Multiprocessing: Best for CPU-heavy tasks (math, image processing).

Fast choice in interview: waiting task -> threads, heavy computation -> processes.

import threading
import multiprocessing

# rule:
# Threading -> I/O bound
# Multiprocessing -> CPU bound

Code breakdown: for waiting operations, threads keep CPU busy while one task waits. for heavy calculations, processes use multiple CPU cores.

How this works in practice: use threading when program waits (network/file). use multiprocessing when CPU calculations are heavy.

Threading -> I/O bound
Multiprocessing -> CPU bound

11. Async Programming

Core concept: async/await runs many waiting tasks without blocking program flow.

When to use: APIs, scraping, bots, chat systems.

Important: Async is great for many waiting operations, not raw CPU speed.

import asyncio

async def main():
    print("Hello")
    await asyncio.sleep(1)
    print("World")

asyncio.run(main())
# Hello
# (wait 1 second)
# World

Code breakdown: async def defines coroutine, await pauses current task without blocking loop, and asyncio.run starts event loop.

Output summary: prints Hello, waits 1 second, then prints World.

12. Memory Optimization

Goal: Use less memory for faster and scalable programs.

Simple strategy: avoid creating big temporary lists when you can stream values.

import sys
print(sys.getsizeof([1,2,3]))  # memory used by list object

Code breakdown: getsizeof checks object memory footprint. Use it to compare memory cost of list, tuple, dict, etc.

How this code works: getsizeof shows bytes used by object in memory. helpful for comparing list vs generator choices.
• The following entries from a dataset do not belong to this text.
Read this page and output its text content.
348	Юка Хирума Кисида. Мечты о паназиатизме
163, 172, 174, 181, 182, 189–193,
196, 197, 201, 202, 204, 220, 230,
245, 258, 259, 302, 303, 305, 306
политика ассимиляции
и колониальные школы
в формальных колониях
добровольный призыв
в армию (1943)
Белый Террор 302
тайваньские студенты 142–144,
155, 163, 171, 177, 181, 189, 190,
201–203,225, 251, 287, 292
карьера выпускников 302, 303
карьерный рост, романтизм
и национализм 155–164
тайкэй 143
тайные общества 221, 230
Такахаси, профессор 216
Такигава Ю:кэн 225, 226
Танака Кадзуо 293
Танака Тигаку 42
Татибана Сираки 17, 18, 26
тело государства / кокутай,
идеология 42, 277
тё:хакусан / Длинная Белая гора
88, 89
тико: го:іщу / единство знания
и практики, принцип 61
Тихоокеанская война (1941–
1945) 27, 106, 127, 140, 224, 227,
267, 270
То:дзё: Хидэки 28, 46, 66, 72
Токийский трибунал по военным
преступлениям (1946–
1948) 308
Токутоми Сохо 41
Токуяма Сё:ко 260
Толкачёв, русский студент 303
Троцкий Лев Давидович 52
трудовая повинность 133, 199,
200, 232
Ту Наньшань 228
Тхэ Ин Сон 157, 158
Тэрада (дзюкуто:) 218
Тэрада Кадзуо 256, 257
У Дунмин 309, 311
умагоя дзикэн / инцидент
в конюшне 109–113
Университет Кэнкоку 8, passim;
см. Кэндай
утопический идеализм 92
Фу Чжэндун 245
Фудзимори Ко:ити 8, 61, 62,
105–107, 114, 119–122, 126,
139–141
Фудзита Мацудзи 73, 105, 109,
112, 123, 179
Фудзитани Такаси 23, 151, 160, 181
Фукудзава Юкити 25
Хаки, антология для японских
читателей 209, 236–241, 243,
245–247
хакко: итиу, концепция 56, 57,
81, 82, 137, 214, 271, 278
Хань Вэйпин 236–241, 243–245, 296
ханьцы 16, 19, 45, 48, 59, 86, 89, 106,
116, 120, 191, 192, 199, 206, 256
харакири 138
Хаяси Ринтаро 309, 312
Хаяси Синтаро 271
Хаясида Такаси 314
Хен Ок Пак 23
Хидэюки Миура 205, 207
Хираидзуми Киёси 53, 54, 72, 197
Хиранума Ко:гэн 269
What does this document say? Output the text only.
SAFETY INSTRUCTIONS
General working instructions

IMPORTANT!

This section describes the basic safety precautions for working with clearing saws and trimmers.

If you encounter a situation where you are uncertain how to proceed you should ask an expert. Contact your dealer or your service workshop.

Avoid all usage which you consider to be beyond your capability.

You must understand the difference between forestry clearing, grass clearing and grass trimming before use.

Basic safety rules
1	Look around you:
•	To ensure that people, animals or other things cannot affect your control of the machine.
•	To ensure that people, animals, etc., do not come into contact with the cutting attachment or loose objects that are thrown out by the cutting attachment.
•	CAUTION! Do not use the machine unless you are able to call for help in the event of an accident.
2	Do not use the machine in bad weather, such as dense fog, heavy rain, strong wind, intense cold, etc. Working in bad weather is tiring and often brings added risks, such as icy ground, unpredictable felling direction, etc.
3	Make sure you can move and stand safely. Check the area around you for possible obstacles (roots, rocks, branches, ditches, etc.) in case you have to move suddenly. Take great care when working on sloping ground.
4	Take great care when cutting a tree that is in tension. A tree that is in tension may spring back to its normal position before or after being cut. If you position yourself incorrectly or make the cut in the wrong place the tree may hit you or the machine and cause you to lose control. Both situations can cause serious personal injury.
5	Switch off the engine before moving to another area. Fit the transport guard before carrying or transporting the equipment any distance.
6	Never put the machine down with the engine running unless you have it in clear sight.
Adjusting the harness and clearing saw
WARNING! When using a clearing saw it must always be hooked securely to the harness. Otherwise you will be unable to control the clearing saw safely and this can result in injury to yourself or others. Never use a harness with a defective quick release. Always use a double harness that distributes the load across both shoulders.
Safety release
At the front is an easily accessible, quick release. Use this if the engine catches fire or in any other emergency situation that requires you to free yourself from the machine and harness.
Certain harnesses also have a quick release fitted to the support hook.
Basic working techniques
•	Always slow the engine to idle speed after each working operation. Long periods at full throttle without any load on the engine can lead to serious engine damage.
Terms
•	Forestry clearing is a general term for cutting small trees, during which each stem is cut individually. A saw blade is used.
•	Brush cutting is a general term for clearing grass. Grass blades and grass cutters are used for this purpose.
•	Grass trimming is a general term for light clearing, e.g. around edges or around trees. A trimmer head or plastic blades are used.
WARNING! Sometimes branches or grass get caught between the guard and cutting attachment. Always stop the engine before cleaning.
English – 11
Output summary: prints a number (bytes). exact value may differ by Python version/system.

Tips:

Use generators instead of full lists for large loops.
Use __slots__ in classes to reduce object memory.

13. Time Complexity Must Know

Why this matters: Helps choose fast data structures in coding rounds.

Interview tip: if repeated lookup is needed, prefer set/dict over list search.

Operation	Complexity
List access	O(1)
List search	O(n)
Dict access	O(1)
Set lookup	O(1)
Sort	O(n log n)

How to use this table: if operation repeats many times, choose data structure with lower complexity (for lookup, prefer dict/set over list).